A proton and an electron have the same kinetic energy upon entering a region of constant magnetic field. What is the ratio of the radii of their circular path?
To find the ratio of the radii of their circular paths, we need to use some basic principles of physics.
First, we can start by considering the equation for the centripetal force acting on a charged particle moving in a magnetic field. This force can be derived from the Lorentz force equation:
F = q(v⃗ × B⃗)
where F is the force, q is the charge of the particle, v⃗ is the velocity of the particle, and B⃗ is the magnetic field.
From this equation, we can deduce that the magnitude of the force experienced by a charged particle moving perpendicular to a uniform magnetic field is given by:
F = qvB
where v is the magnitude of the particle's velocity and B is the magnitude of the magnetic field.

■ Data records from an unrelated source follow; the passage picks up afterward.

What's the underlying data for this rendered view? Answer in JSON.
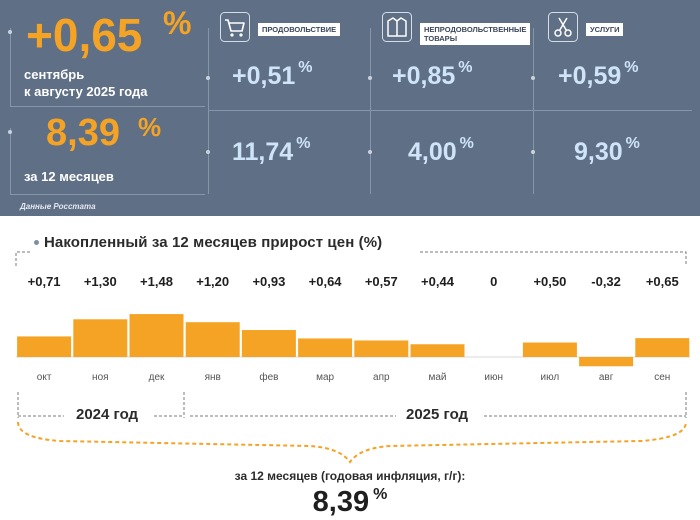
{
  "summary": {
    "monthly_value": "+0,65",
    "monthly_unit": "%",
    "monthly_caption_line1": "сентябрь",
    "monthly_caption_line2": "к августу 2025 года",
    "annual_value": "8,39",
    "annual_unit": "%",
    "annual_caption": "за 12 месяцев",
    "source": "Данные Росстата"
  },
  "categories": [
    {
      "tag": "ПРОДОВОЛЬСТВИЕ",
      "tag_line2": "",
      "icon": "shopping-cart-icon",
      "monthly": "+0,51",
      "annual": "11,74",
      "unit": "%"
    },
    {
      "tag": "НЕПРОДОВОЛЬСТВЕННЫЕ",
      "tag_line2": "ТОВАРЫ",
      "icon": "jacket-icon",
      "monthly": "+0,85",
      "annual": "4,00",
      "unit": "%"
    },
    {
      "tag": "УСЛУГИ",
      "tag_line2": "",
      "icon": "scissors-icon",
      "monthly": "+0,59",
      "annual": "9,30",
      "unit": "%"
    }
  ],
  "chart_data": {
    "type": "bar",
    "title": "Накопленный за 12 месяцев прирост цен (%)",
    "categories": [
      "окт",
      "ноя",
      "дек",
      "янв",
      "фев",
      "мар",
      "апр",
      "май",
      "июн",
      "июл",
      "авг",
      "сен"
    ],
    "values": [
      0.71,
      1.3,
      1.48,
      1.2,
      0.93,
      0.64,
      0.57,
      0.44,
      0,
      0.5,
      -0.32,
      0.65
    ],
    "value_labels": [
      "+0,71",
      "+1,30",
      "+1,48",
      "+1,20",
      "+0,93",
      "+0,64",
      "+0,57",
      "+0,44",
      "0",
      "+0,50",
      "-0,32",
      "+0,65"
    ],
    "groups": [
      {
        "label": "2024 год",
        "from": 0,
        "to": 2
      },
      {
        "label": "2025 год",
        "from": 3,
        "to": 11
      }
    ],
    "total_label": "за 12 месяцев (годовая инфляция, г/г):",
    "total_value": "8,39",
    "total_unit": "%",
    "colors": {
      "bar": "#f5a324",
      "baseline": "#d9d9d9",
      "axis_label": "#555555"
    }
  },
  "colors": {
    "panel": "#5f6f86",
    "accent": "#f5a324",
    "light_value": "#cfe4f7"
  }
}
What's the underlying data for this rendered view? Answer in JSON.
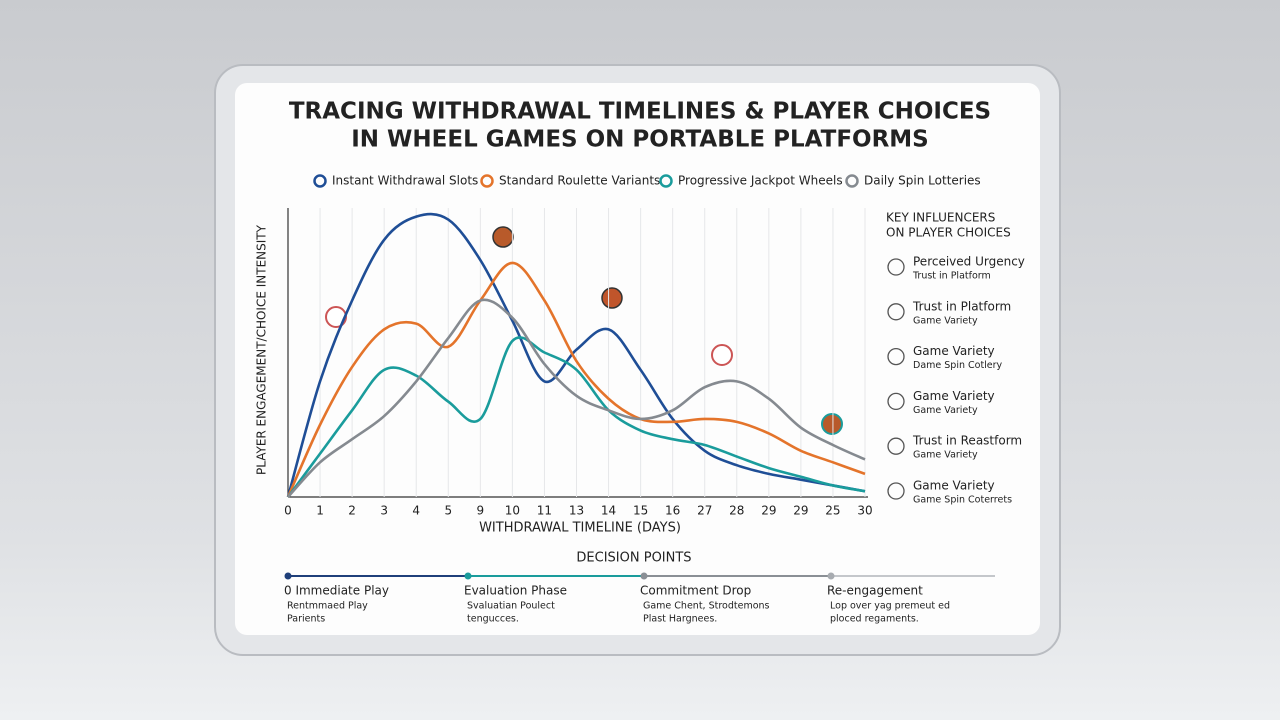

Since the force acting on the particles is centripetal in nature, we can equate it to the centripetal force:
mv²/r = qvB
where m is the mass of the particle and r is the radius of the circular path.
We are given that the kinetic energy of both the proton and the electron is the same, which is given by:
K.E. = 1/2 mv²
Since the kinetic energies are the same, we can equate them:
1/2 m_proton v_proton² = 1/2 m_electron v_electron²
Now, to find the ratio of the radii, we can rearrange the equation to solve for r_proton/r_electron:
r_proton/r_electron = (m_electron/m_proton) * (v_proton/v_electron) * (B_electron/B_proton)
The ratio of their masses (m_electron/m_proton) is approximately 1/1836, since the mass of an electron is much smaller than that of a proton.
The ratio of their velocities (v_proton/v_electron) can be calculated using their kinetic energies. Since the kinetic energies are equal:
1/2 m_proton v_proton² = 1/2 m_electron v_electron²
v_proton/v_electron = √(m_electron/m_proton)
Finally, since the forces acting on the particles are perpendicular to each other, their magnetic field strengths (B) will be the same. Therefore, the ratio of the radii reduces to:
r_proton/r_electron = (m_electron/m_proton) * (v_proton/v_electron)
Substituting the values, we have:
r_proton/r_electron = (1/1836) * (√(m_electron/m_proton))
Please note that this calculation assumes that both the proton and the electron are moving perpendicular to the magnetic field and that the magnetic field is uniform.